Erica Pearson, Star Tribune (Minneapolis) on

Published in Health & Fitness

Luggable Loos. SheWees, GoGirls and Tinkle Belles.

Suddenly, portable camping potties and female funnels have become must-have products, selling out at camping stores and back-ordered online.

"We have seen a noticeable uptick in hygiene and sanitation categories," said Melissa Paul, a merchandising manager at REI, where sales of the Luggable Loo and Go Anywhere portable toilets are double what they were last year.

These devices are pandemic bestsellers because even though Minnesotans are increasingly venturing out, there's one place we remain eager to avoid: the public restroom.

Travelers are rejecting gas stations and wayside rests in favor of draping a sheet over the windshield and setting up a portable toilet in the back of their SUV or even purchasing or renting RVs just for the private potty on wheels.

Is this call-of-nature caution warranted?

 

"A multi-stall bathroom that lots of people go in? Worst place you could go," said Dr. Gregory Poland, an infectious disease expert and head of Mayo Clinic's Vaccine Research Group. "The reason being, you have the highest density of people and the smallest amount of real estate."

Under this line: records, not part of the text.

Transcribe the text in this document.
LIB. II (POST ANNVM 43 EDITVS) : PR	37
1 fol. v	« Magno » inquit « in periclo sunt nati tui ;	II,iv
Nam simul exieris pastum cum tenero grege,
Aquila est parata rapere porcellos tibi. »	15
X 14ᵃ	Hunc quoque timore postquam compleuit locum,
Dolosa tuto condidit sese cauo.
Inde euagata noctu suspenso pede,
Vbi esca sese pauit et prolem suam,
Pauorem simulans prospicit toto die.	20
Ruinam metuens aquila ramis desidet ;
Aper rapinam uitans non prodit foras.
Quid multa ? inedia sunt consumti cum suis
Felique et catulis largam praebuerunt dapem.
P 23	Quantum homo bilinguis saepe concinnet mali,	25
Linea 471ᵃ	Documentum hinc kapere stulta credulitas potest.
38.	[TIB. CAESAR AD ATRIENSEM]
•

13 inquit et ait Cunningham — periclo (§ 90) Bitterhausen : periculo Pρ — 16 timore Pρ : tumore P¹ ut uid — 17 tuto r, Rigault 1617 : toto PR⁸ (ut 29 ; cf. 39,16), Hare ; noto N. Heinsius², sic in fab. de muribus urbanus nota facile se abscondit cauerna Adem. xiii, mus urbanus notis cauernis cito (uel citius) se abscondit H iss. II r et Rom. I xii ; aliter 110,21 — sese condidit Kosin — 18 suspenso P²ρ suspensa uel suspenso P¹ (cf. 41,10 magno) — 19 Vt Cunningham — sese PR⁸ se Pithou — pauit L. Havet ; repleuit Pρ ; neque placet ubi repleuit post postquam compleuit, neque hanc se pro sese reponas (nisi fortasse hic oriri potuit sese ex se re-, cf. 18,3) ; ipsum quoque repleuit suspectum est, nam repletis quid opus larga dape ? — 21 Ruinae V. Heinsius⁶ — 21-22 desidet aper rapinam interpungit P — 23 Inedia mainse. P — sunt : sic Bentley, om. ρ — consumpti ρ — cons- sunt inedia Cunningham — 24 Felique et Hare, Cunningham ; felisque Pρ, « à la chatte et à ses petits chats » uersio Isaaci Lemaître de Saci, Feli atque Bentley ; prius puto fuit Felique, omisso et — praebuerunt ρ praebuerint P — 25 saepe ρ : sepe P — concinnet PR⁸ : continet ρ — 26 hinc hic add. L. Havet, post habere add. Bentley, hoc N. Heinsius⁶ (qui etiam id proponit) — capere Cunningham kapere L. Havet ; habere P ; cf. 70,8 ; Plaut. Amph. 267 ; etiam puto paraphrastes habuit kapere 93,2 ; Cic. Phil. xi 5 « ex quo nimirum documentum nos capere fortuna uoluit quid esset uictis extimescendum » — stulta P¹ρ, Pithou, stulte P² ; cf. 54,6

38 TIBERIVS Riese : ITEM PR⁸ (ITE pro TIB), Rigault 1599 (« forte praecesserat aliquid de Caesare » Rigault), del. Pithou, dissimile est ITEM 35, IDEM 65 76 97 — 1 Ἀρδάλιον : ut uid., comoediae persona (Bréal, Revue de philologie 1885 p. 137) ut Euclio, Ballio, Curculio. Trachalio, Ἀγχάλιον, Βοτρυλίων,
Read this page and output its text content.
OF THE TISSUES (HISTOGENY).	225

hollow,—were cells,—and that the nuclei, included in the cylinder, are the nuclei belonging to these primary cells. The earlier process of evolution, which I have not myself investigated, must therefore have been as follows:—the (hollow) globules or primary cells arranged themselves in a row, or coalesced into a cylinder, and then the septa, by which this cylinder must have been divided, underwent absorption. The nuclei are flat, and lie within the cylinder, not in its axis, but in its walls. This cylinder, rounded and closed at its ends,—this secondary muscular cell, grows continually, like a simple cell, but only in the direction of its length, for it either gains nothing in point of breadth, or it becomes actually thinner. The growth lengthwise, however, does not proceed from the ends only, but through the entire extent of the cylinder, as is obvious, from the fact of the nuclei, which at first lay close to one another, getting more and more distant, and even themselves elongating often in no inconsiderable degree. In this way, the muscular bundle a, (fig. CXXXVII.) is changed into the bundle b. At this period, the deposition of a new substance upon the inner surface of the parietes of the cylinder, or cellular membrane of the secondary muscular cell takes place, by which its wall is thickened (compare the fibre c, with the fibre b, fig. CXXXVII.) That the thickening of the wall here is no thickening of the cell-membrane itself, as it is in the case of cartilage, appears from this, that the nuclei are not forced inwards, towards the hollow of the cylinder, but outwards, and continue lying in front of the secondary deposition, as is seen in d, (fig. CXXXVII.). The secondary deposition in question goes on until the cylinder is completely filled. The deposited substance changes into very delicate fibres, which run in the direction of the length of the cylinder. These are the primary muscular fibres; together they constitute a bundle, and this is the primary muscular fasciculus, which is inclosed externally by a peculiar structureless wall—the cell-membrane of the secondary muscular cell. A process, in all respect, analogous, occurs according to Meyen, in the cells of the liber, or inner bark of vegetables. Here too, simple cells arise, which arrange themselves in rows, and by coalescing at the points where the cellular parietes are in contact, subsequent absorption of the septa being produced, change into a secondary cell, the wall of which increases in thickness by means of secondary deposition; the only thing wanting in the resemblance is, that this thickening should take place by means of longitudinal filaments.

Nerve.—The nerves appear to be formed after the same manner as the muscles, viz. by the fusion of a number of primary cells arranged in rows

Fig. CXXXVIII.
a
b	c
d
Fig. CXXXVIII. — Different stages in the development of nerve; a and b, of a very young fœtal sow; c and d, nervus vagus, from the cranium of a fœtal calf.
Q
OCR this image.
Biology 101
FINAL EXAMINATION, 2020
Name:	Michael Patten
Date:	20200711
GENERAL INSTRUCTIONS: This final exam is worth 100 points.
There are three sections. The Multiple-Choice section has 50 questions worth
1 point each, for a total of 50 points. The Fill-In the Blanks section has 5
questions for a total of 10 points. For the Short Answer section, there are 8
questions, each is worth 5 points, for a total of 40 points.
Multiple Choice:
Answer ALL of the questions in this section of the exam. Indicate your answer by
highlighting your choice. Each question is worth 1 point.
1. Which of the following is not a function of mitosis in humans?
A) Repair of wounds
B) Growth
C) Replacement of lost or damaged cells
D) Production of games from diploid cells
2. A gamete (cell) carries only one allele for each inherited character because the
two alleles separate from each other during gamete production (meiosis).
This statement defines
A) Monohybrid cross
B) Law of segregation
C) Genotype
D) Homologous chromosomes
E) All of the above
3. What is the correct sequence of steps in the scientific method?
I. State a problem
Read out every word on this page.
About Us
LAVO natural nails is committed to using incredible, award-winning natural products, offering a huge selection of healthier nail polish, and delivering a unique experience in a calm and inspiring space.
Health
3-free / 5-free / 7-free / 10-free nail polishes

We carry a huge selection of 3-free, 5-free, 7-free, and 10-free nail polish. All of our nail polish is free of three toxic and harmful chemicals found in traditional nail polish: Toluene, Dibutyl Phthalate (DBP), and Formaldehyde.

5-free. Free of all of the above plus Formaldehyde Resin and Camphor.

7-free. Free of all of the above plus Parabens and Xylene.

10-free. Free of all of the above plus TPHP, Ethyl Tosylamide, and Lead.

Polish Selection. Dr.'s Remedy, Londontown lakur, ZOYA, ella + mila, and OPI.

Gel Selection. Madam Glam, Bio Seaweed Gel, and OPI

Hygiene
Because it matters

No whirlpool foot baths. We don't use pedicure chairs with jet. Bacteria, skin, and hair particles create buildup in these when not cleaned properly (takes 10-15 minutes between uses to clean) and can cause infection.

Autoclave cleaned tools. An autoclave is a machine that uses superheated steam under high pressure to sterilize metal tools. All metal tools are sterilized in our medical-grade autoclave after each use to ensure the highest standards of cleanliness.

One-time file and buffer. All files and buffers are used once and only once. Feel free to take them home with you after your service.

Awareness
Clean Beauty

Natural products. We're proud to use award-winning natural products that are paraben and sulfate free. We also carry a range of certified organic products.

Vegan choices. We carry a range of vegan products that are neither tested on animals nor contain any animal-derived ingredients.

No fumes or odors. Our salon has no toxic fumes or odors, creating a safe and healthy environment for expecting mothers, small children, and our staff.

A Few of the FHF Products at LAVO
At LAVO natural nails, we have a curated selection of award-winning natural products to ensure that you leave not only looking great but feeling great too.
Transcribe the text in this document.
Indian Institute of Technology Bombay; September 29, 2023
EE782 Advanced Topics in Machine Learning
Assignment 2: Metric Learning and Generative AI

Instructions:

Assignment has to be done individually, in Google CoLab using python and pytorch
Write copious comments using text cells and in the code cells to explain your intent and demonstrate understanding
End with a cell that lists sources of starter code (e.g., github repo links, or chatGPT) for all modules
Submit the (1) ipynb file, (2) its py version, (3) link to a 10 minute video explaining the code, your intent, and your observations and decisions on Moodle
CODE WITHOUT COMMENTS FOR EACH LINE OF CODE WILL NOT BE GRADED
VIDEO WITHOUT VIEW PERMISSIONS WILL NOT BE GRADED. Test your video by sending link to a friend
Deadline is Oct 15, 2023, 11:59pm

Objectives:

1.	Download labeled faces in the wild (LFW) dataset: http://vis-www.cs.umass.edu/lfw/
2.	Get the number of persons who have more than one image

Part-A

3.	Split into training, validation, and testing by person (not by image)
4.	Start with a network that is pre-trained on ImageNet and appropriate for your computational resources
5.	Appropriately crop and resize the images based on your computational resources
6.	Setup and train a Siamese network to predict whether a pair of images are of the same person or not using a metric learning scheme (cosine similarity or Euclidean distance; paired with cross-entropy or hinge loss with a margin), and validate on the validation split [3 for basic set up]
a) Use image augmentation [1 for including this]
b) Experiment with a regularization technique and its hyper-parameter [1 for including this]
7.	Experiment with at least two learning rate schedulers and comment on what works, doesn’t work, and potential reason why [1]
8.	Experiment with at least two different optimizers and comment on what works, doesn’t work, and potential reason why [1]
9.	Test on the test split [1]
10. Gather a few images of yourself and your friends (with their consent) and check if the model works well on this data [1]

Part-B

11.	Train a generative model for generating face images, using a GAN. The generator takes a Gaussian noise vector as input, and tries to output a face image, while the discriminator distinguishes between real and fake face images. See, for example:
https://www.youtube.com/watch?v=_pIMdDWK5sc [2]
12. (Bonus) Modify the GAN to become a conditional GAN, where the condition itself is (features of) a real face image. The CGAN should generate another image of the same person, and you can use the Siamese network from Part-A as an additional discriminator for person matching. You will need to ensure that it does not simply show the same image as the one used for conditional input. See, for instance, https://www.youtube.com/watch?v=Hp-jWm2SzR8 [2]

Dr. Craig Hedberg, a professor who researches infectious disease outbreaks at the University of Minnesota School of Public Health, agrees, but with a caveat.

"If there are several people who are all in the facility at the same time, then that creates a crowding situation that might foster some respiratory contact," he said.

However, a pit stop likely carries less risk for catching COVID-19 than a night inside a packed bar.